Take trichloroethylene (TCE), for example. TCE is used as a intermediate in chemical manufacturing, and as a solvent for metal cleaning. Historic waste management and disposal practices associated with the latter use in particular have resulted in soil and groundwater contamination at thousands of sites in the U.S. Use of TCE as a cleaning solvent has decreased in favor of less toxic, water soluble alternatives, due to occupational health concerns and more stringent waste management regulations. However, there remains an enormous mortgage for the cleanup of the contamination remaining from past practices.
IARC judges TCE to be probably carcinogenic in humans, based on limited evidence in humans and sufficient evidence in laboratory animals. The NTP states that:
Trichloroethylene (TCE) is reasonably anticipated to be a human carcinogen based on limited evidence of carcinogenicity from studies in humans, sufficient evidence of carcinogenicity from studies in experimental animals, which indicates there is an increased incidence of malignant and/or a combination of malignant and benign tumors at multiple tissue sites in multiple species of experimental animals and information suggesting TCE acts through mechanisms that indicate it would likely cause cancer in humans.
Even the solvents industry acknowledges that TCE is an animal carcinogen, but they do question the relevance of the tumors to human health.

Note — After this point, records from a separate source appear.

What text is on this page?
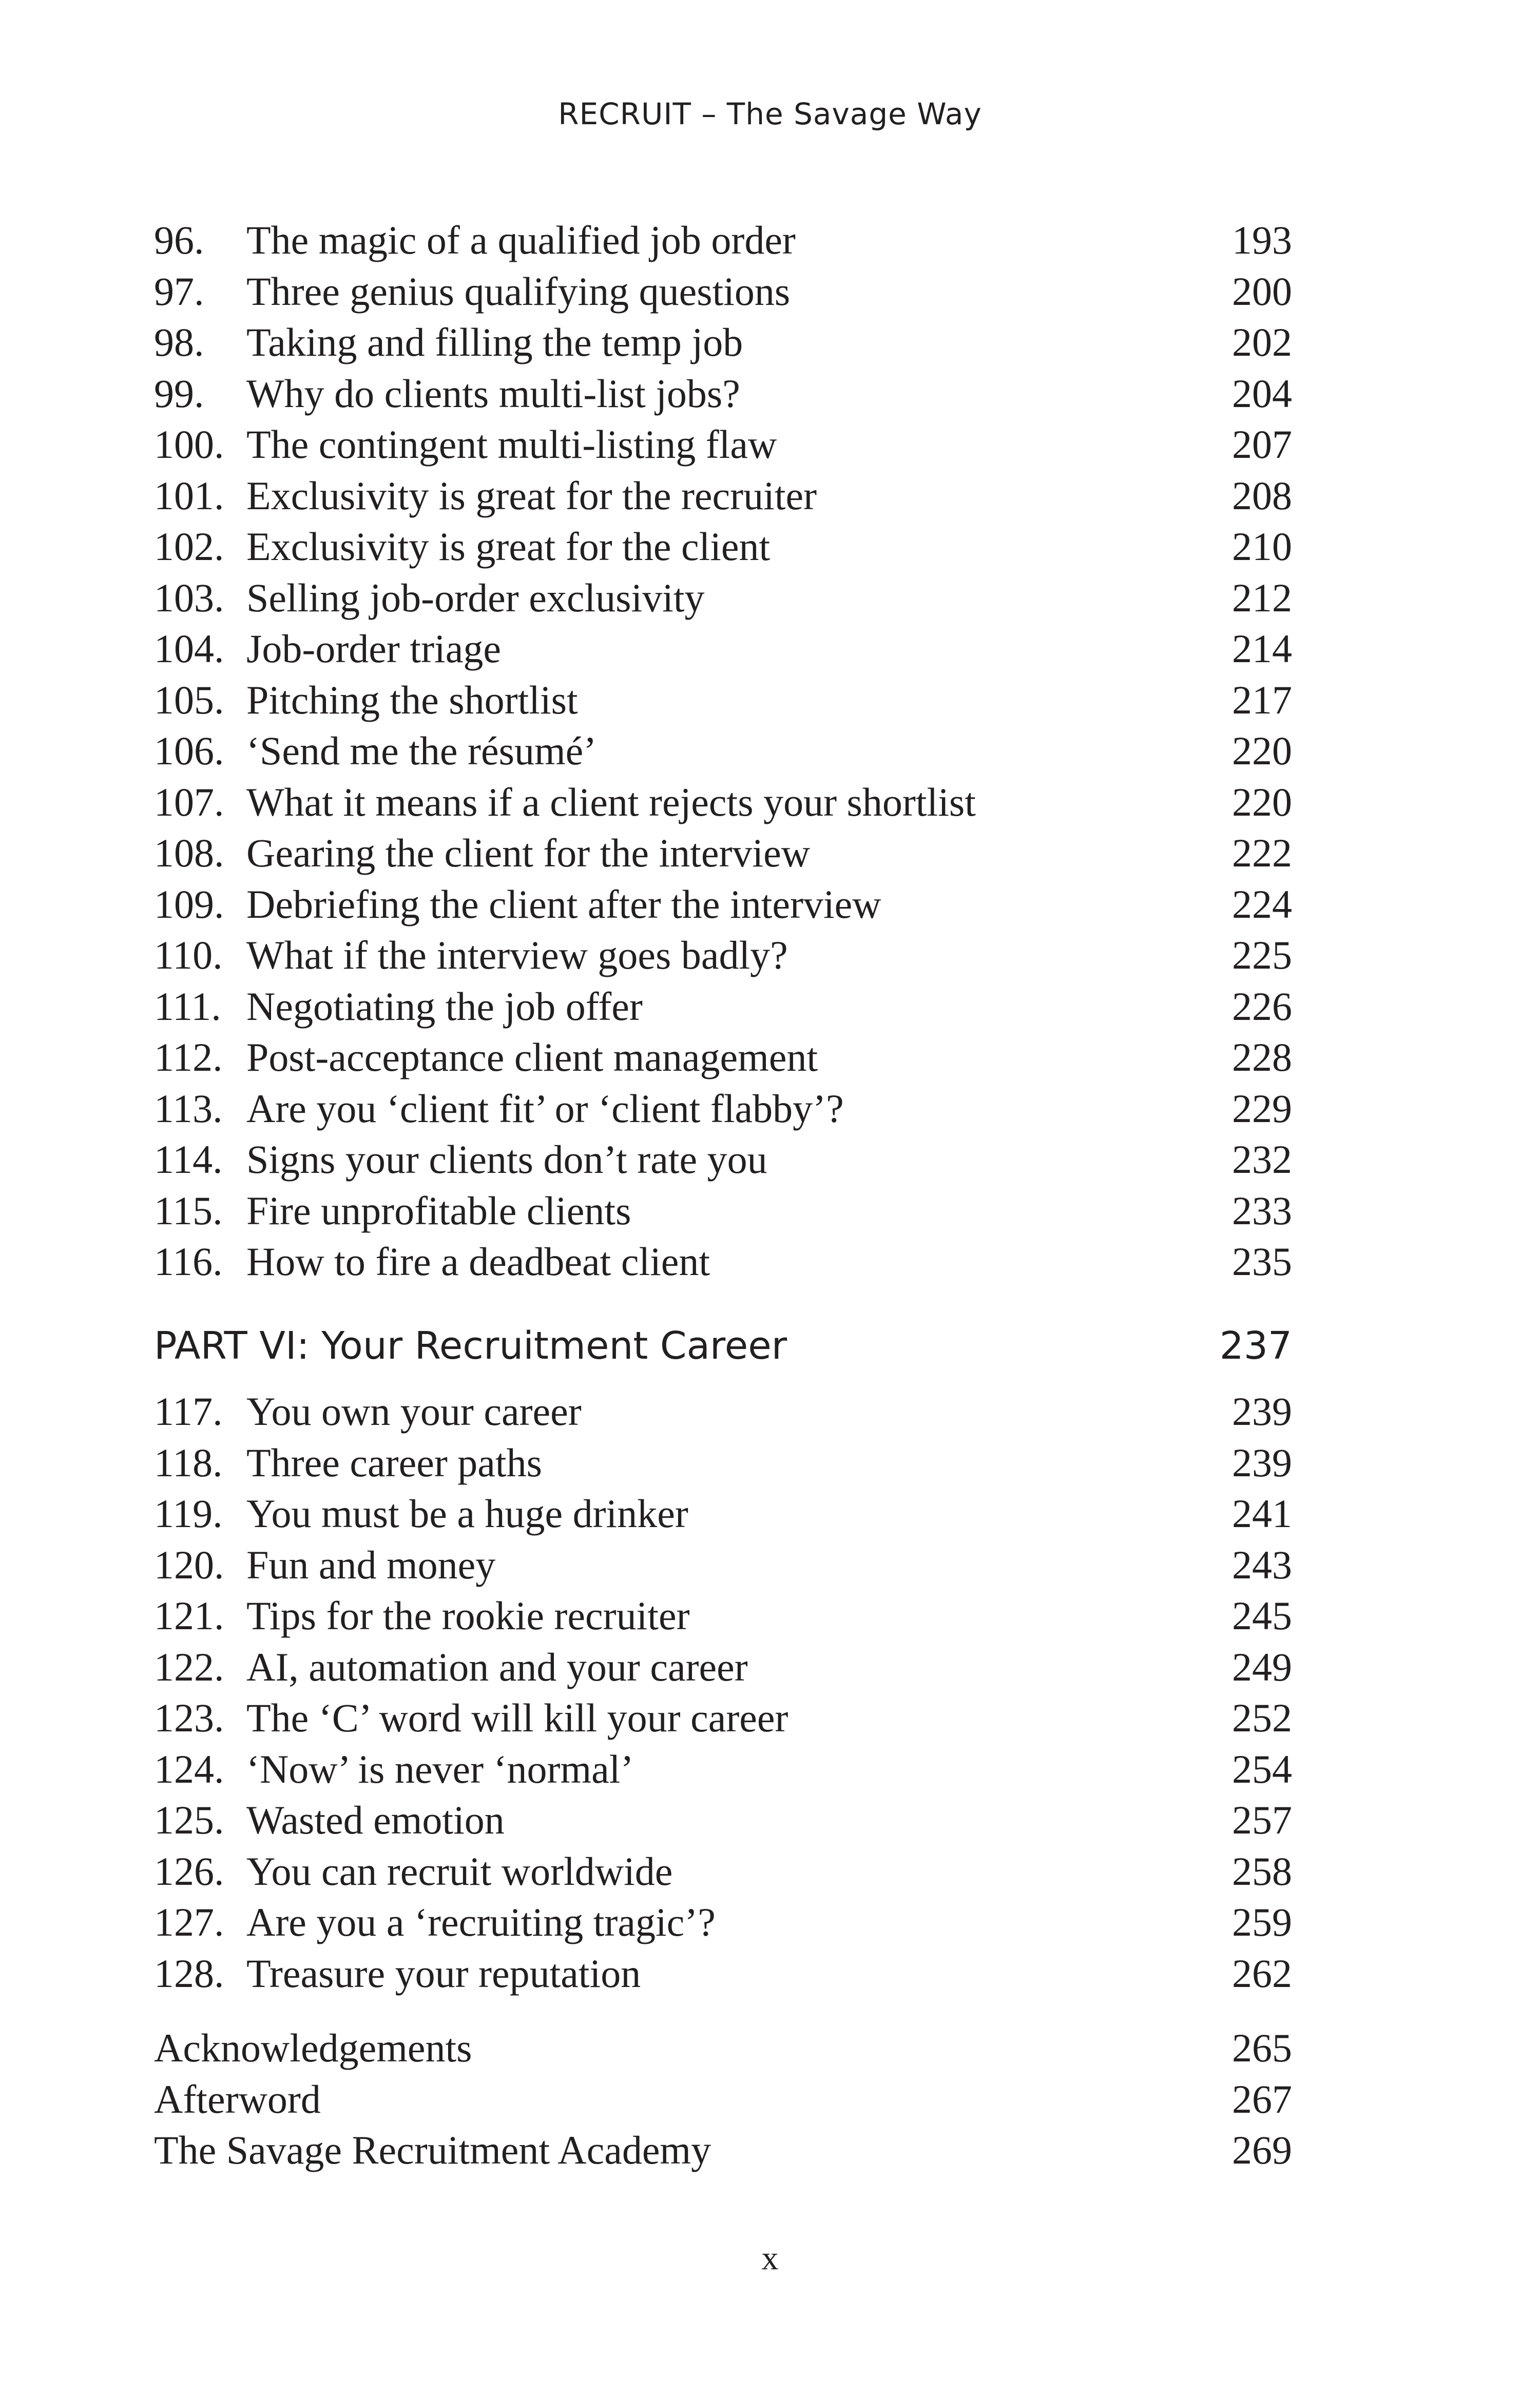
RECRUIT – The Savage Way
96. The magic of a qualified job order	193
97. Three genius qualifying questions	200
98. Taking and filling the temp job	202
99. Why do clients multi-list jobs?	204
100. The contingent multi-listing flaw	207
101. Exclusivity is great for the recruiter	208
102. Exclusivity is great for the client	210
103. Selling job-order exclusivity	212
104. Job-order triage	214
105. Pitching the shortlist	217
106. ‘Send me the résumé’	220
107. What it means if a client rejects your shortlist	220
108. Gearing the client for the interview	222
109. Debriefing the client after the interview	224
110. What if the interview goes badly?	225
111. Negotiating the job offer	226
112. Post-acceptance client management	228
113. Are you ‘client fit’ or ‘client flabby’?	229
114. Signs your clients don’t rate you	232
115. Fire unprofitable clients	233
116. How to fire a deadbeat client	235
PART VI: Your Recruitment Career	237
117. You own your career	239
118. Three career paths	239
119. You must be a huge drinker	241
120. Fun and money	243
121. Tips for the rookie recruiter	245
122. AI, automation and your career	249
123. The ‘C’ word will kill your career	252
124. ‘Now’ is never ‘normal’	254
125. Wasted emotion	257
126. You can recruit worldwide	258
127. Are you a ‘recruiting tragic’?	259
128. Treasure your reputation	262
Acknowledgements	265
Afterword	267
The Savage Recruitment Academy	269
x
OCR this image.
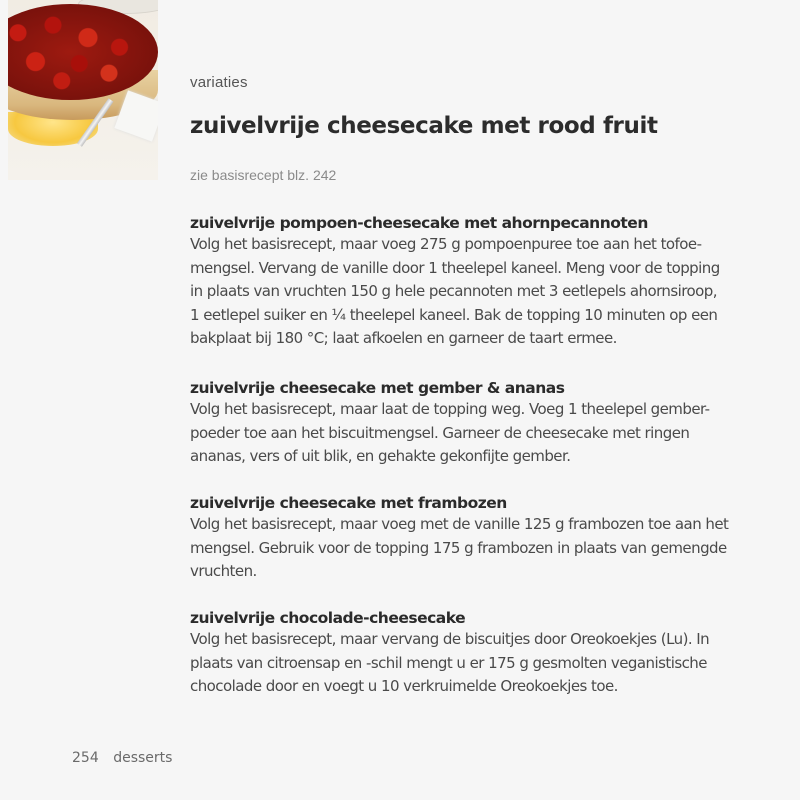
variaties
zuivelvrije cheesecake met rood fruit
zie basisrecept blz. 242
zuivelvrije pompoen-cheesecake met ahornpecannoten

Volg het basisrecept, maar voeg 275 g pompoenpuree toe aan het tofoe-
mengsel. Vervang de vanille door 1 theelepel kaneel. Meng voor de topping
in plaats van vruchten 150 g hele pecannoten met 3 eetlepels ahornsiroop,
1 eetlepel suiker en ¼ theelepel kaneel. Bak de topping 10 minuten op een
bakplaat bij 180 °C; laat afkoelen en garneer de taart ermee.

zuivelvrije cheesecake met gember & ananas

Volg het basisrecept, maar laat de topping weg. Voeg 1 theelepel gember-
poeder toe aan het biscuitmengsel. Garneer de cheesecake met ringen
ananas, vers of uit blik, en gehakte gekonfijte gember.

zuivelvrije cheesecake met frambozen

Volg het basisrecept, maar voeg met de vanille 125 g frambozen toe aan het
mengsel. Gebruik voor de topping 175 g frambozen in plaats van gemengde
vruchten.

zuivelvrije chocolade-cheesecake

Volg het basisrecept, maar vervang de biscuitjes door Oreokoekjes (Lu). In
plaats van citroensap en -schil mengt u er 175 g gesmolten veganistische
chocolade door en voegt u 10 verkruimelde Oreokoekjes toe.

254 desserts
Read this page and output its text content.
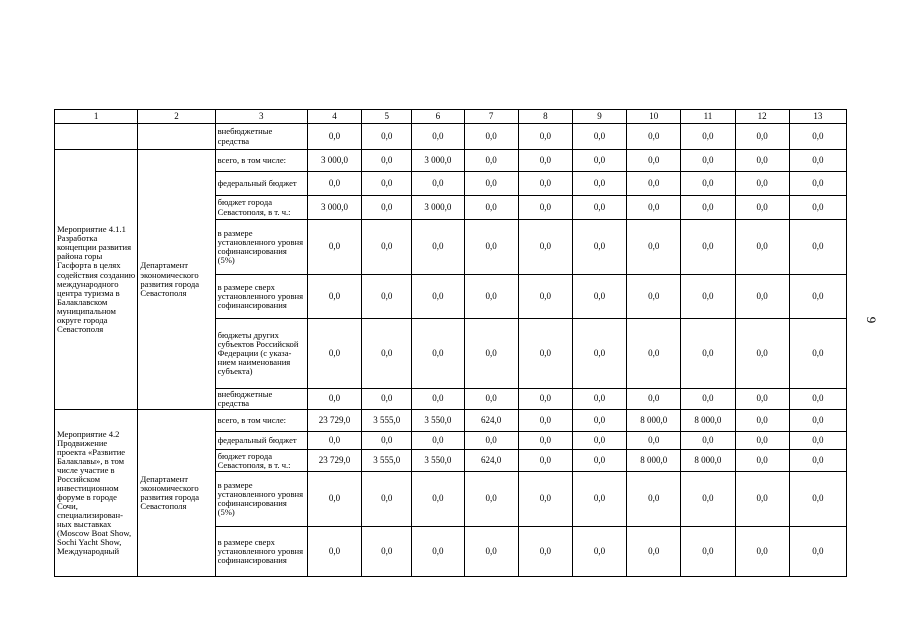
1	2	3	4	5	6	7	8	9	10	11	12	13
		внебюджетные средства	0,0	0,0	0,0	0,0	0,0	0,0	0,0	0,0	0,0	0,0
Мероприятие 4.1.1 Разработка концепции развития района горы Гасфорта в целях содействия созданию международного центра туризма в Балаклавском муниципальном округе города Севастополя	Департамент экономического развития города Севастополя	всего, в том числе:	3 000,0	0,0	3 000,0	0,0	0,0	0,0	0,0	0,0	0,0	0,0
		федеральный бюджет	0,0	0,0	0,0	0,0	0,0	0,0	0,0	0,0	0,0	0,0
		бюджет города Севастополя, в т. ч.:	3 000,0	0,0	3 000,0	0,0	0,0	0,0	0,0	0,0	0,0	0,0
		в размере установленного уровня софинансирования (5%)	0,0	0,0	0,0	0,0	0,0	0,0	0,0	0,0	0,0	0,0
		в размере сверх установленного уровня софинансирования	0,0	0,0	0,0	0,0	0,0	0,0	0,0	0,0	0,0	0,0
		бюджеты других субъектов Российской Федерации (с указа-нием наименования субъекта)	0,0	0,0	0,0	0,0	0,0	0,0	0,0	0,0	0,0	0,0
		внебюджетные средства	0,0	0,0	0,0	0,0	0,0	0,0	0,0	0,0	0,0	0,0
Мероприятие 4.2 Продвижение проекта «Развитие Балаклавы», в том числе участие в Российском инвестиционном форуме в городе Сочи, специализирован-ных выставках (Moscow Boat Show, Sochi Yacht Show, Международный	Департамент экономического развития города Севастополя	всего, в том числе:	23 729,0	3 555,0	3 550,0	624,0	0,0	0,0	8 000,0	8 000,0	0,0	0,0
		федеральный бюджет	0,0	0,0	0,0	0,0	0,0	0,0	0,0	0,0	0,0	0,0
		бюджет города Севастополя, в т. ч.:	23 729,0	3 555,0	3 550,0	624,0	0,0	0,0	8 000,0	8 000,0	0,0	0,0
		в размере установленного уровня софинансирования (5%)	0,0	0,0	0,0	0,0	0,0	0,0	0,0	0,0	0,0	0,0
		в размере сверх установленного уровня софинансирования	0,0	0,0	0,0	0,0	0,0	0,0	0,0	0,0	0,0	0,0
9
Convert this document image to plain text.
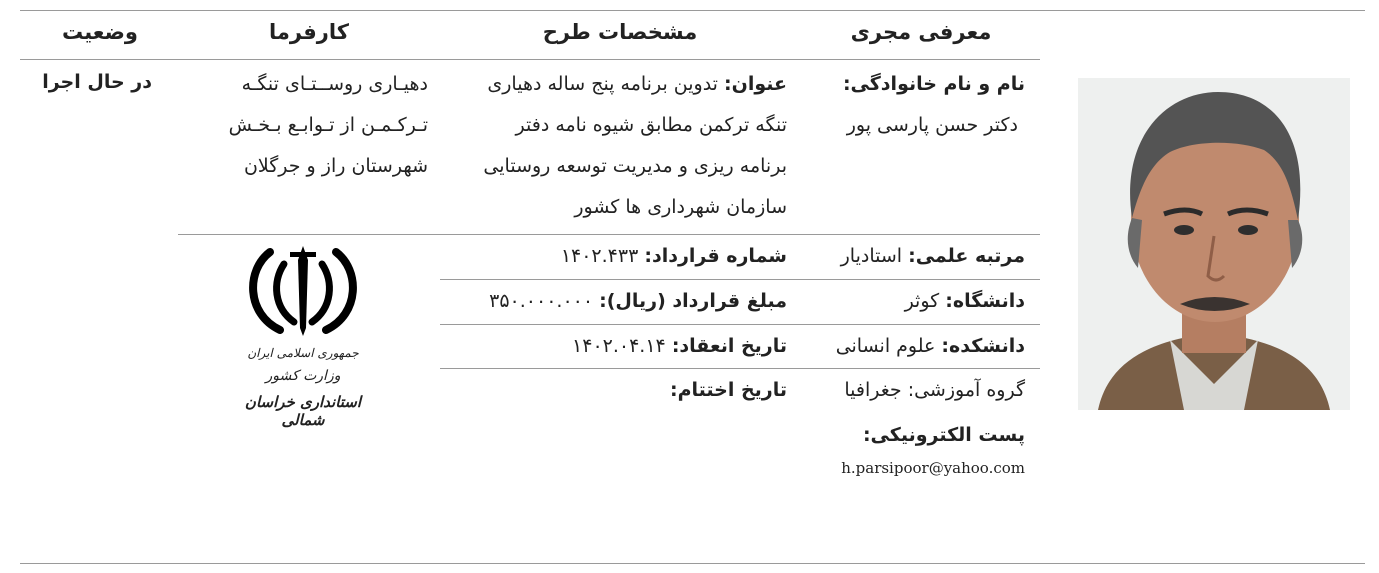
معرفی مجری
مشخصات طرح
کارفرما
وضعیت
نام و نام خانوادگی:
دکتر حسن پارسی پور
مرتبه علمی: استادیار
دانشگاه: کوثر
دانشکده: علوم انسانی
گروه آموزشی: جغرافیا
پست الکترونیکی:
h.parsipoor@yahoo.com
عنوان: تدوین برنامه پنج ساله دهیاری
تنگه ترکمن مطابق شیوه نامه دفتر
برنامه ریزی و مدیریت توسعه روستایی
سازمان شهرداری ها کشور
شماره قرارداد: ۱۴۰۲.۴۳۳
مبلغ قرارداد (ریال): ۳۵۰.۰۰۰.۰۰۰
تاریخ انعقاد: ۱۴۰۲.۰۴.۱۴
تاریخ اختتام:
دهیـاری روســتـای تنگـه
تـرکـمـن از تـوابـع بـخـش
شهرستان راز و جرگلان
جمهوری اسلامی ایران
وزارت کشور
استانداری خراسان شمالی
در حال اجرا
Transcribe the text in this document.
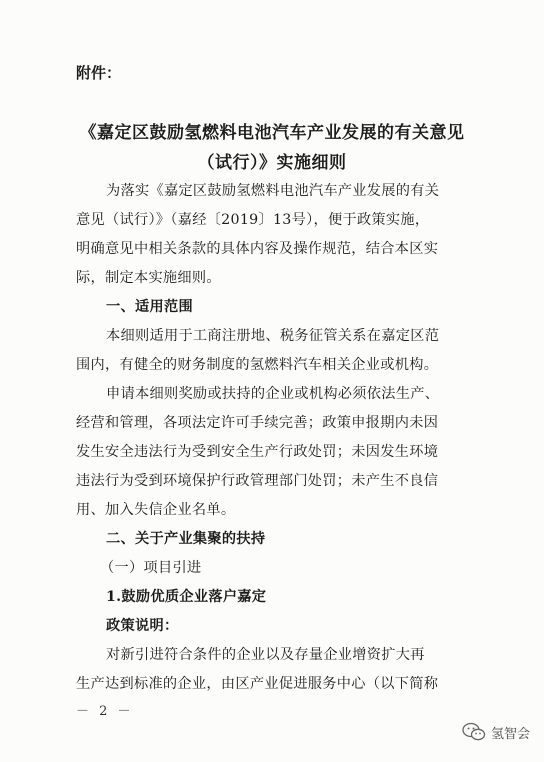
附件：
《嘉定区鼓励氢燃料电池汽车产业发展的有关意见
（试行）》实施细则
为落实《嘉定区鼓励氢燃料电池汽车产业发展的有关
意见（试行）》（嘉经〔2019〕13号），便于政策实施，
明确意见中相关条款的具体内容及操作规范，结合本区实
际，制定本实施细则。
一、适用范围
本细则适用于工商注册地、税务征管关系在嘉定区范
围内，有健全的财务制度的氢燃料汽车相关企业或机构。
申请本细则奖励或扶持的企业或机构必须依法生产、
经营和管理，各项法定许可手续完善；政策申报期内未因
发生安全违法行为受到安全生产行政处罚；未因发生环境
违法行为受到环境保护行政管理部门处罚；未产生不良信
用、加入失信企业名单。
二、关于产业集聚的扶持
（一）项目引进
1.鼓励优质企业落户嘉定
政策说明：
对新引进符合条件的企业以及存量企业增资扩大再
生产达到标准的企业，由区产业促进服务中心（以下简称
－ 2 －
氢智会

For many people, that summation of TCE’s carcinogenicity is enough to demand that we get it out of our environment – stop using it and use safer alternatives, and clean it up from contaminated soil and groundwater. As always, the devil’s in the details, in terms of figuring out step-by-step how those objectives are accomplished; particularly in the cleanup department – how low do you have to go? As you will see in the follow up post, science has its limits in helping answer these questions. Some have argued (as Ellen Silbergeld did several years ago) that risk assessment was a waste of time and an impediment to regulation. However, it also may be one of the tools to help all of us get involved with answering the questions of what to do about chemicals and our health.
I'm wading further into TCE science, and I hope to write more about this again soon.